The game was adapted to a movie from 2010 by director Tyler Perry, with Thandie Newton, Anika Noni Rose, Kerry Washington and Janet Jackson. 19659021] In the aftermath of “For Colored Girls,” Ms Shange said she was struggling with addiction, bipolar disorder and eventually physical illness. Still, she continued to write, wrecking theater works that featured “Spell No. 7” (1979), which featured black actors who discussed the indignities of working in a white-dominated industry and “Lost in Language and Sound: Or How I Found My Way to Art “(2013), an autobiographical piece she described as a” choreoessay “.

As a writer, Ms. Shange was famous for a style that imitated natural speech using slashes, unusual spellings and abbreviations to “mirror languages ​​as I hear it.” Her books included the novel “Some Sing, Some Cry” (2010), written with her sister Ifa Bayeza, about seven generations of a fictional African American family; and the poetry collection “Wild Beauty: New and Selected Poems” (2017), which included Spanish-language translations that Ms Shange ordered to reach readers in Latin America.

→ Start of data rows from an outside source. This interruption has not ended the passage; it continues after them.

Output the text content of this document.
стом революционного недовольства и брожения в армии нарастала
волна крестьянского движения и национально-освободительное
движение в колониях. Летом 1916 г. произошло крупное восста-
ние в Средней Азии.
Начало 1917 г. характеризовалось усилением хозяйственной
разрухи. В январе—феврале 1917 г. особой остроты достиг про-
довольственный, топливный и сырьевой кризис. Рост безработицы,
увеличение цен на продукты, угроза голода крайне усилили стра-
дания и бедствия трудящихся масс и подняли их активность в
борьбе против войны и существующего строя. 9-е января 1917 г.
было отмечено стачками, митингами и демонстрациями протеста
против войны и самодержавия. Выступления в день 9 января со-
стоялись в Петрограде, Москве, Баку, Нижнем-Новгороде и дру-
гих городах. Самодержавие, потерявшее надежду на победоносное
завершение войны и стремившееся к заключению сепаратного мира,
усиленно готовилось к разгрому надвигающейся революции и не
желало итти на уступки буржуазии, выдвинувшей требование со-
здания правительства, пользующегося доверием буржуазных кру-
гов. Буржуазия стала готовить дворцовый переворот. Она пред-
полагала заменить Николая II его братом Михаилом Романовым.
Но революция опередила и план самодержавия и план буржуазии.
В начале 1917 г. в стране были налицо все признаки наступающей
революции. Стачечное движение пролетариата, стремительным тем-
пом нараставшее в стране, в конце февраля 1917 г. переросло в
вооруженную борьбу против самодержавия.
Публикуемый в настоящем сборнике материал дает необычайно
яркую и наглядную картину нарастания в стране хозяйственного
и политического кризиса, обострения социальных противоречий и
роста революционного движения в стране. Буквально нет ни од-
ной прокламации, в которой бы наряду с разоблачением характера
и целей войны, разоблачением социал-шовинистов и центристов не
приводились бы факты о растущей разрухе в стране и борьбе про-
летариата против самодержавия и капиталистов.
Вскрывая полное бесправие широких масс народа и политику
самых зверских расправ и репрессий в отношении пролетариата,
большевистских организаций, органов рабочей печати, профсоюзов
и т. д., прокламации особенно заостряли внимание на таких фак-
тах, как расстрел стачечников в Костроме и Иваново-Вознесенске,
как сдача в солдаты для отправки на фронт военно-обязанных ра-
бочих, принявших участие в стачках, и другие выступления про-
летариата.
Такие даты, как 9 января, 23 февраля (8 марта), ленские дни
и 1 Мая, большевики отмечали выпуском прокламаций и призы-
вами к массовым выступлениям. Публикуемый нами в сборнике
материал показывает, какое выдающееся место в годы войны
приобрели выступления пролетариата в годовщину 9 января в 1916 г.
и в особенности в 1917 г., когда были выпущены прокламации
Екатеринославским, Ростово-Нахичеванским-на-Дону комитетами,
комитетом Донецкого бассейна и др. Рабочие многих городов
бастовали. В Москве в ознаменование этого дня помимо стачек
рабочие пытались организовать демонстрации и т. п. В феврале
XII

She taught at several universities and also received a Guggenheim community honored, including a Pushcart award.

Her marriage to the artist McArthur Binion and jazz musician David Murray ended in divorce. In addition to her daughter, from her marriage to Binion, survivors contain two sisters; a brother; and a grandson.

In interviews, Ms Shange often said that she was trying to build a heritage where black culture was memorialized and preserved. When asked if the poet could do that, she was stuck.

“You must continue to act as if it is enough,” she told some friends 2013, according to the New York Times. “You must continue to confirm it and take it to you. You must keep hoping it will move in the mountain.”